Oggi, in Arabia Saudita, la donna deve essere sottoposta alla tutela di una

figura maschile, che possa essere il padre, il fratello, il marito o il figlio

(nessun al di fuori di essi, perché potrebbero rovinare la sua reputazione e

quella della famiglia). La donna deve ubbidire a ciò che gli viene chiesto da

colui che la tutela, che possa essere riferito ai suoi abbigliamenti, lavoro,

futuro, ecc.…

La situazione, però si evoluta: nel 2013 trenta donne siedono al Consiglio

consultivo nominato dal re, il decreto reale aveva allora parlato di «pieni

diritti di partecipazione» ai dibattiti, al pari dei colleghi maschi; lo stesso, è

stato imposto alle donne il rispetto delle regole della sharia, compreso il

velo, e l’obbligo di sedersi in posti riservati, ai quali possono accedere solo

da un’entrata speciale. Il 24 giugno del 2018 le donne possono guidare: era

rimasto l’ultimo paese a vietare alle donne di guidare, e con la nuova

normativa con molte donne hanno già ottenuto la patente. L’evento ha

avuto grandissima eco nel paese tanto che molte donne si sono messe al

volante per affrontare la strada a mezzanotte e un minuto, a sottolineare

quanto fosse grande l’attesa, e quanto sia grande l’entusiasmo per la

novità.

“Sono sempre i paesi arabi/ musulmani che limitano la libertà delle donne”,

affermano molte persone, ma non è così.
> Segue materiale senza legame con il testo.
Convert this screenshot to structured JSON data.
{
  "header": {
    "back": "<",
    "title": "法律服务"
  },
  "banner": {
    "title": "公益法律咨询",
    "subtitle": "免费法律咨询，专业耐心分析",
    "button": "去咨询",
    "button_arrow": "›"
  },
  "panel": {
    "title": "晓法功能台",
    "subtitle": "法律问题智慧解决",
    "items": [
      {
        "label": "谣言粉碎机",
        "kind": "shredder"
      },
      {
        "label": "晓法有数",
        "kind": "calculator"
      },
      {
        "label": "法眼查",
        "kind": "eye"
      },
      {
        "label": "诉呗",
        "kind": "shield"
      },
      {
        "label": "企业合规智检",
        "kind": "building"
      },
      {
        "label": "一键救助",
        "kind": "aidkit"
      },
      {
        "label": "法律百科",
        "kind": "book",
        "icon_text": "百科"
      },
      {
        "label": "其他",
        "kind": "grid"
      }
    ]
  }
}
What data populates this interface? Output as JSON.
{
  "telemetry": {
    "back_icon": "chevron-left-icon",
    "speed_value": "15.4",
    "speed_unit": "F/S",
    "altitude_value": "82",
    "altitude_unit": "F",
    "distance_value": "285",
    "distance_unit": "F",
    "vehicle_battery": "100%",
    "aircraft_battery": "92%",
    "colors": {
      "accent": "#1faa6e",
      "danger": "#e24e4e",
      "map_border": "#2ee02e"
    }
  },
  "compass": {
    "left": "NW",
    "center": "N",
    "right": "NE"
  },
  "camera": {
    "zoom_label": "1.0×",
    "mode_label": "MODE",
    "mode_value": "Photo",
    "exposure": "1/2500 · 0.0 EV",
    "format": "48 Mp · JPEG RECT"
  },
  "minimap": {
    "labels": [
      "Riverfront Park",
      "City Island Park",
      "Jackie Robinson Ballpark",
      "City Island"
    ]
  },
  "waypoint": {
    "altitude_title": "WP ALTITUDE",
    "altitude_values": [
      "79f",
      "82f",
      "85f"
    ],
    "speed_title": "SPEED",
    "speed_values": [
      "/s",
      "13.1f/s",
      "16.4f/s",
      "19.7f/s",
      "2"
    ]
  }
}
Oggi la Francia, un paese

europeo, vieta alle donne la libertà di espressione e di religione, vietando il

hijab (velo islamico) alle donne inferiori ai 18 anni e nei luoghi pubblici.  La

legge è stata accompagnata da un messaggio politico: il governo francese

 

ha definito il velo integrale una “nuova forma di schiavitù che la

Repubblica non può accettare sul suo suolo”.

Secondo me, tutti siamo liberi ed uguali, indipendentemente dal sesso,

religione e origine. Sono contraria al niqab, il velo integrale nel quale sono

visibili solo gli occhi, perché quando vedo e parlo con una persona devo

riconoscerla, ma sono pro al hijab ed è obbligatorio nell’islam. Coprire il

corpo e i capelli davanti a persone sconosciute ed evitare gli sguardi

fastidiosi di persone ignoranti è lo scopo dell’hijab.

Oggi molte ragazze italiane musulmane con origini arabe che indossano

l’hijab, sui social media combattono ogni giorno contro coloro che le

insultano e le sminuiscono.

Le donne sono tutti uguali e tutti dobbiamo avere gli stessi diritti, e doveri.